Justin Vernon’s latest offering feels a world away from the introverted, self deprecating debut album released in 2007.
i,i – Bon Iver’s fourth studio album, is finally here, 3 years after the whirlwind success of ’22, A Million’. After 22… won a Grammy award for Best Alternative Album, it left many wondering whether Justin could keep evolving, and follow up the release with something better. So, has he? Well in some ways yes, and in some ways no.
Sonically, this album feels familiar. Diverse in sound structures and instrumentation, the album flows seamlessly from one polished composition to the next. Yet lyrically, the evolution of Vernon is clear to see, and perhaps this is the greatest success of i,i.
Vocals are delivered with more conviction, and self assurance, than anything else in Bon Iver’s discography to date. On tracks such as ‘Naeem’ and ‘iMi’, the vocals take centre stage, sounding brilliant as they do so.
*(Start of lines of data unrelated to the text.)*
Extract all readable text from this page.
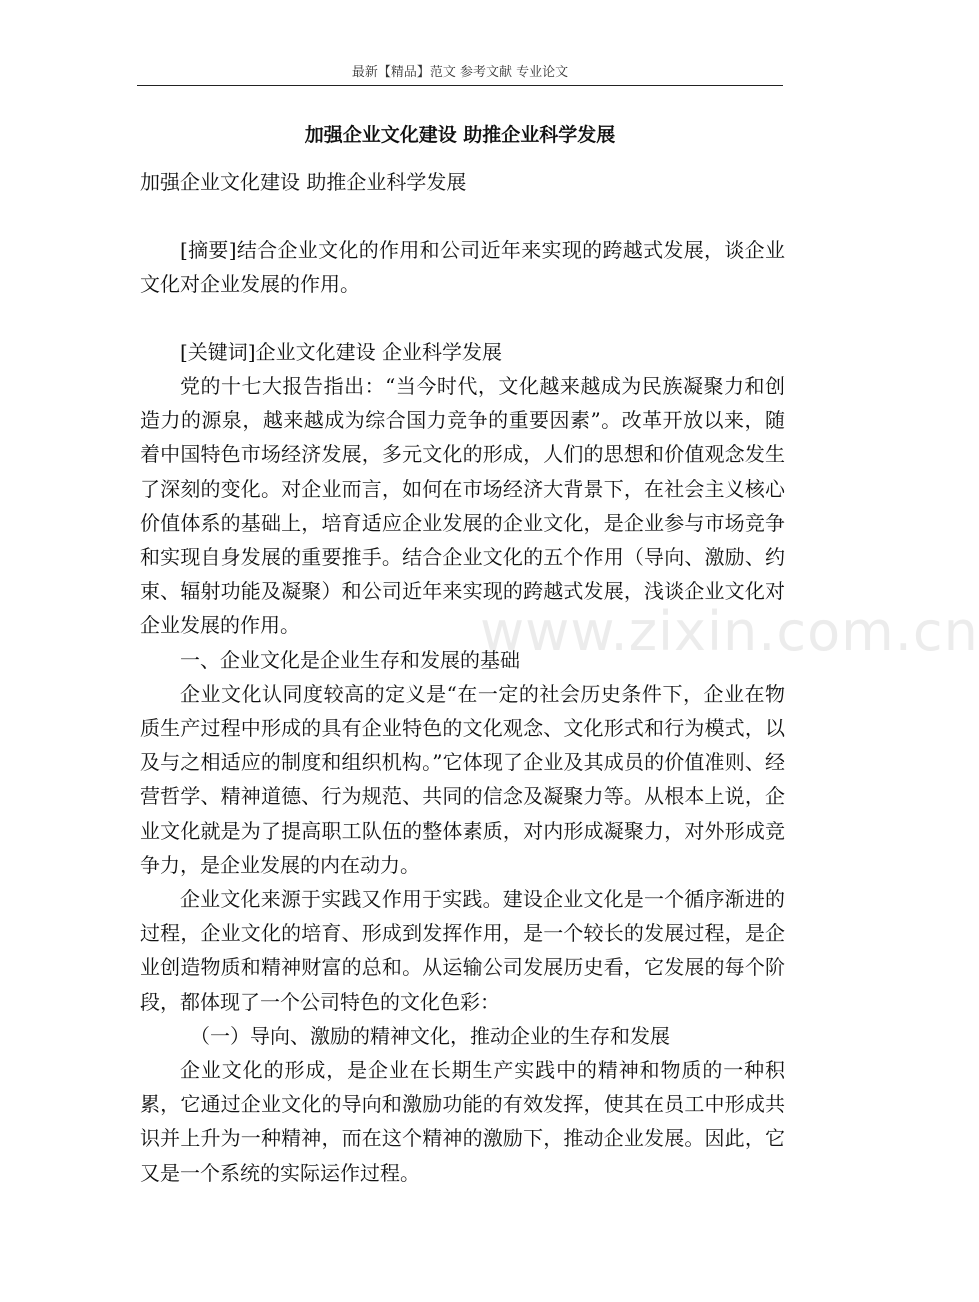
最新【精品】范文 参考文献 专业论文
加强企业文化建设 助推企业科学发展
加强企业文化建设 助推企业科学发展
[摘要]结合企业文化的作用和公司近年来实现的跨越式发展，谈企业文化对企业发展的作用。
[关键词]企业文化建设 企业科学发展

党的十七大报告指出：“当今时代，文化越来越成为民族凝聚力和创造力的源泉，越来越成为综合国力竞争的重要因素”。改革开放以来，随着中国特色市场经济发展，多元文化的形成，人们的思想和价值观念发生了深刻的变化。对企业而言，如何在市场经济大背景下，在社会主义核心价值体系的基础上，培育适应企业发展的企业文化，是企业参与市场竞争和实现自身发展的重要推手。结合企业文化的五个作用（导向、激励、约束、辐射功能及凝聚）和公司近年来实现的跨越式发展，浅谈企业文化对企业发展的作用。

一、企业文化是企业生存和发展的基础

企业文化认同度较高的定义是“在一定的社会历史条件下，企业在物质生产过程中形成的具有企业特色的文化观念、文化形式和行为模式，以及与之相适应的制度和组织机构。”它体现了企业及其成员的价值准则、经营哲学、精神道德、行为规范、共同的信念及凝聚力等。从根本上说，企业文化就是为了提高职工队伍的整体素质，对内形成凝聚力，对外形成竞争力，是企业发展的内在动力。

企业文化来源于实践又作用于实践。建设企业文化是一个循序渐进的过程，企业文化的培育、形成到发挥作用，是一个较长的发展过程，是企业创造物质和精神财富的总和。从运输公司发展历史看，它发展的每个阶段，都体现了一个公司特色的文化色彩：

（一）导向、激励的精神文化，推动企业的生存和发展

企业文化的形成，是企业在长期生产实践中的精神和物质的一种积累，它通过企业文化的导向和激励功能的有效发挥，使其在员工中形成共识并上升为一种精神，而在这个精神的激励下，推动企业发展。因此，它又是一个系统的实际运作过程。

www.zixin.com.cn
In addition to a more assertive vocal performance, this album sees a few guests take centre stage, if only briefly. James Blake, Wye Oak, and Moses Sumney make appearances, amongst others. Arcing back to Justin’s debut, the abundance of guests is further proof of a willingness to be more open with his music.
The one criticism of this album is the often frustrating song structures. Perhaps this is a personal preference issue, however certain tracks, such as ‘Jelmore’ and ‘U (Man Like)’ feel one dimensional, and without any sense of direction.
Tracks such as Holyfields, leave you with a sense of wanting more, almost as if the song is unfinished, somehow. After a few listens I am still left with the same feeling – that i,i is brilliant and frustrating in equal measure.
Overall however, this is a solid album, and proof that Bon Iver is still evolving, which can only be positive. And whilst it doesn’t necessarily feel like a step forward from the Outstanding ’22, A Million’, that doesn’t mean that it’s a step backwards, either.